Dear Teradata users,
I am fairly new to TD and struggling with a question. Hope you can help!
In my dataset there are two columns with company name and address. Unfortunately, a single company name is sometimes spelled slightly different on different occasions. Before further processing I would like to clean this up. My dataset contains about 10 million records and I would like something reasonably fast.

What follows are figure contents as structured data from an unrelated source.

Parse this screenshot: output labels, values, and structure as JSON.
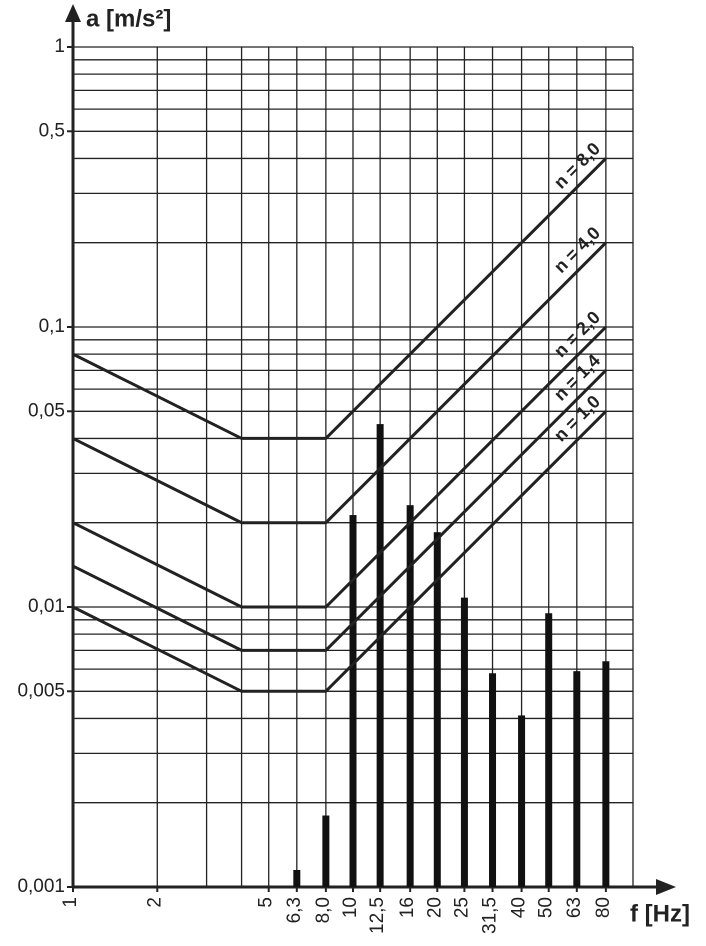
{
  "chart_data": {
    "type": "line",
    "y_label": "a [m/s²]",
    "x_label": "f [Hz]",
    "log_x": true,
    "log_y": true,
    "xlim": [
      1,
      100
    ],
    "ylim": [
      0.001,
      1
    ],
    "xticks": [
      1,
      2,
      5,
      {
        "value": 6.3,
        "label": "6,3"
      },
      {
        "value": 8,
        "label": "8,0"
      },
      10,
      {
        "value": 12.5,
        "label": "12,5"
      },
      16,
      20,
      25,
      {
        "value": 31.5,
        "label": "31,5"
      },
      40,
      50,
      63,
      80
    ],
    "yticks": [
      {
        "value": 0.001,
        "label": "0,001"
      },
      {
        "value": 0.005,
        "label": "0,005"
      },
      {
        "value": 0.01,
        "label": "0,01"
      },
      {
        "value": 0.05,
        "label": "0,05"
      },
      {
        "value": 0.1,
        "label": "0,1"
      },
      {
        "value": 0.5,
        "label": "0,5"
      },
      1
    ],
    "xgrid": [
      2,
      3,
      4,
      5,
      6.3,
      8,
      10,
      12.5,
      16,
      20,
      25,
      31.5,
      40,
      50,
      63,
      80,
      100
    ],
    "ygrid": [
      0.002,
      0.003,
      0.004,
      0.005,
      0.006,
      0.007,
      0.008,
      0.009,
      0.01,
      0.02,
      0.03,
      0.04,
      0.05,
      0.06,
      0.07,
      0.08,
      0.09,
      0.1,
      0.2,
      0.3,
      0.4,
      0.5,
      0.6,
      0.7,
      0.8,
      0.9,
      1
    ],
    "grid": true,
    "color": "#222222",
    "x": [
      1,
      4,
      8,
      80
    ],
    "series": [
      {
        "name": "n = 1,0",
        "color": "#222222",
        "values": [
          0.01,
          0.005,
          0.005,
          0.05
        ]
      },
      {
        "name": "n = 1,4",
        "color": "#222222",
        "values": [
          0.014,
          0.007,
          0.007,
          0.07
        ]
      },
      {
        "name": "n = 2,0",
        "color": "#222222",
        "values": [
          0.02,
          0.01,
          0.01,
          0.1
        ]
      },
      {
        "name": "n = 4,0",
        "color": "#222222",
        "values": [
          0.04,
          0.02,
          0.02,
          0.2
        ]
      },
      {
        "name": "n = 8,0",
        "color": "#222222",
        "values": [
          0.08,
          0.04,
          0.04,
          0.4
        ]
      }
    ],
    "bars": {
      "type": "bar",
      "color": "#111111",
      "x": [
        6.3,
        8,
        10,
        12.5,
        16,
        20,
        25,
        31.5,
        40,
        50,
        63,
        80
      ],
      "values": [
        0.00115,
        0.0018,
        0.0213,
        0.045,
        0.0231,
        0.0185,
        0.0108,
        0.0058,
        0.0041,
        0.0095,
        0.0059,
        0.0064
      ]
    }
  }
}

I came up with the following procedure (code below): first I select the compressed name and address of the first record as macro variables. Then I calculate a similarity measure against all other records (this is suprisingly fast with the buildin TD function ‘editdistance’). For the records with an acceptable similarity I keep the name. Then I go on to the next record in line. I repeat this step in a do while loop until every record is processed. This works but requires many many loopups (many company names occur only once or a few times) and takes a long time (>15 hours). I was hoping for something faster. Any help would be greatly appreciated.
Thanks in advance and best regards,
proc sql ; create table work.temp(dbcreate_table_opts = "no primary index") as select trim(Name) as Name, compress(Name,,'kad') as cName, compress(Address,,'kad') as cAddress, ("") format=$70. length=70 as Name_ from work.source where length(compress(Name,,'kad')) >= 4 and length(compress(Address,,'kad')) >= 6; quit; proc sql noprint; select Name, cName, cAddress into :name, :cname, :caddress from work.temp where Name_ is missing; quit; %macro clean_names; %do %while(%length(&cname)>3); proc sql; connect to teradata (server=server authdomain=TeradataAuth tpt=yes mode=teradata connection=global); execute( update work.temp set Name_ = %bquote('&name') where Name_ is null and editdistance(trim(cName), %bquote('&cname'), 1,1,2,2) <= 4 and editdistance(trim(cAddress), %bquote('&caddress'), 1,1,2,2) <= 4 ; ) by teradata; disconnect from teradata; quit; %let cname=fin; proc sql noprint; select Name, cName, cAddress into :name, :cname, :caddress from work.temp where Name_ is missing; quit; %end; %mend clean_names; %clean_names;
If you want to keep it fast, start by calculating the SOUNDEX of the names, which will be very fast, then compute the EDITDISTANCE between the companies which share the SOUNDEX. It will be less job to do.
Maybe with Aster function STRINGSIMILARITY we could do otherwise but I can't test it for now.